三号室という牢獄
「空いているのは三号室だけです」
街道宿〈角鹿館〉の主人オルヴァは、予約札を並べ、羽根ペンの先を削り、泥だらけの冒険者には玄関で靴拭きを渡す。忙しくても声を荒らげないので、客からは「気の弱い帳場係」と思われていた。妙なのは、宿の案内図に三号室だけが載っていないことだった。尋ねてもオルヴァは「長期滞在のお客さま用です」と笑い、鍵にも誰一人触れさせない。
新人冒険者ティオは、その夜だけ帳場の隅で依頼書を書いていた。二階は満室、食堂も満席。そこへ扉を開けずに、黒い裂け目が壁から入ってきた。

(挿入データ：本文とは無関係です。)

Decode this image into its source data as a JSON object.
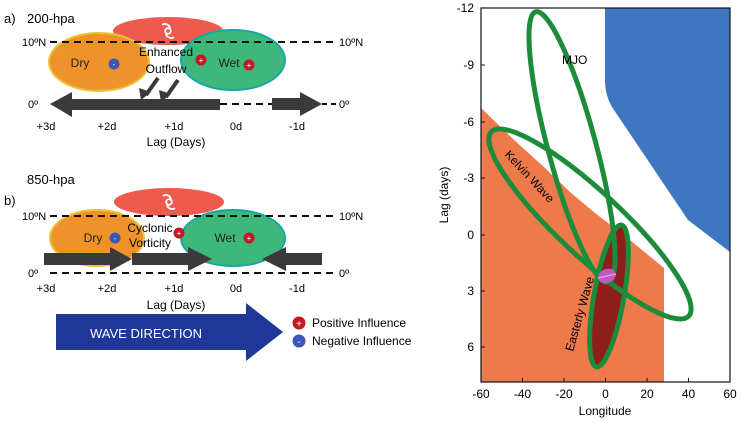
{
  "panel_a": {
    "letter": "a)",
    "level": "200-hpa",
    "lat_left": "10ºN",
    "lat_right": "10ºN",
    "eq_left": "0º",
    "eq_right": "0º",
    "dry_label": "Dry",
    "wet_label": "Wet",
    "enhanced_line1": "Enhanced",
    "enhanced_line2": "Outflow",
    "ticks": [
      "+3d",
      "+2d",
      "+1d",
      "0d",
      "-1d"
    ],
    "axis_label": "Lag (Days)"
  },
  "panel_b": {
    "letter": "b)",
    "level": "850-hpa",
    "lat_left": "10ºN",
    "lat_right": "10ºN",
    "eq_left": "0º",
    "eq_right": "0º",
    "dry_label": "Dry",
    "wet_label": "Wet",
    "cyclonic_line1": "Cyclonic",
    "cyclonic_line2": "Vorticity",
    "ticks": [
      "+3d",
      "+2d",
      "+1d",
      "0d",
      "-1d"
    ],
    "axis_label": "Lag (Days)"
  },
  "wave_direction": "WAVE DIRECTION",
  "legend": {
    "positive": "Positive Influence",
    "negative": "Negative Influence",
    "plus_symbol": "+",
    "minus_symbol": "-"
  },
  "right_chart": {
    "x_ticks": [
      "-60",
      "-40",
      "-20",
      "0",
      "20",
      "40",
      "60"
    ],
    "y_ticks": [
      "-12",
      "-9",
      "-6",
      "-3",
      "0",
      "3",
      "6"
    ],
    "xlabel": "Longitude",
    "ylabel": "Lag (days)",
    "mjo_label": "MJO",
    "kelvin_label": "Kelvin Wave",
    "easterly_label": "Easterly Wave"
  },
  "colors": {
    "dry": "#F0922A",
    "wet": "#3DB87A",
    "tropical_cyclone": "#EE5A4E",
    "arrow": "#3A3A3A",
    "wave_arrow": "#1E3799",
    "blue_region": "#3F76C2",
    "orange_region": "#EE7A4C",
    "wave_outline": "#1D8C3A",
    "easterly_fill": "#8E1E1A",
    "center_marker": "#C05AC0"
  }
}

裂け目の奥には歯があった。迷宮の階層を丸ごと食べる魔物、隙間喰いだ。人のいる部屋を順に飲み込もうと、廊下の影を膨らませる。最初の影が赤子の眠る部屋へ伸びたとき、ティオは剣を抜いた。刃は裂け目に触れる前から、先端だけ消えてしまった。
オルヴァは宿帳から顔も上げず、鍵棚の「三」と刻まれた真鍮鍵を取った。
「ご宿泊ですね」
鍵を空中で半回転させる。すると、存在しないはずの扉が裂け目の前に現れた。隙間喰いが歓喜して口を広げた瞬間、扉の方がそれを飲み込んだ。轟音も抵抗もない。ぱたん、と閉じた扉には「滞在中」の札だけが揺れていた。扉の奥で迷宮がいくつも砕ける音がしたが、オルヴァが札を裏返すと、それすら聞こえなくなった。

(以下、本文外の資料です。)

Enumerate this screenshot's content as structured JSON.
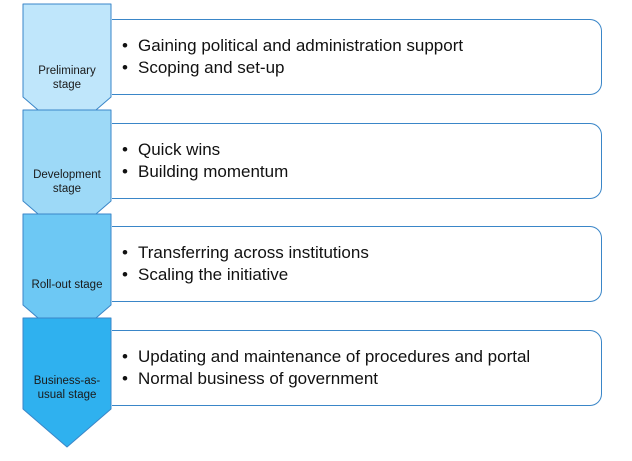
{
  "colors": {
    "stage_fills": [
      "#bfe6fb",
      "#9dd9f7",
      "#6dc8f4",
      "#2fb1ef"
    ],
    "stroke": "#3a86c8",
    "box_border": "#3a86c8"
  },
  "stages": [
    {
      "label": "Preliminary stage",
      "bullets": [
        "Gaining political and administration support",
        "Scoping and set-up"
      ]
    },
    {
      "label": "Development stage",
      "bullets": [
        "Quick wins",
        "Building momentum"
      ]
    },
    {
      "label": "Roll-out stage",
      "bullets": [
        "Transferring across institutions",
        "Scaling the initiative"
      ]
    },
    {
      "label": "Business-as-usual stage",
      "bullets": [
        "Updating and maintenance of procedures and portal",
        "Normal business of government"
      ]
    }
  ]
}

ティオは声を失った。空間封印は宮廷魔術師百人でも一刻しか保てない。だがオルヴァは鍵穴へ息を吹きかけ、宿帳に一行を書いただけだった。
――三号室。宿泊期限、世界の終わりまで。
「旦那、あなたはいったい……」
「インクをこぼしましたか?」
オルヴァは質問を遮り、壁に残った黒い筋を消しゴムでこすった。扉も歯形も魔力の残滓も、紙の汚れのように薄れて消える。最後に鍵を棚へ戻すと、二階から寝返りの音がした。客は誰一人起きていない。
翌朝、ティオは三号室の前を通った。そこには壁しかない。ただ壁の向こうから、遠い宇宙で何かが扉を引っかく音がした。
帳場へ戻ると、旅人が二人、部屋を求めていた。オルヴァは予約札を数え、昨夜と同じ穏やかな声で告げた。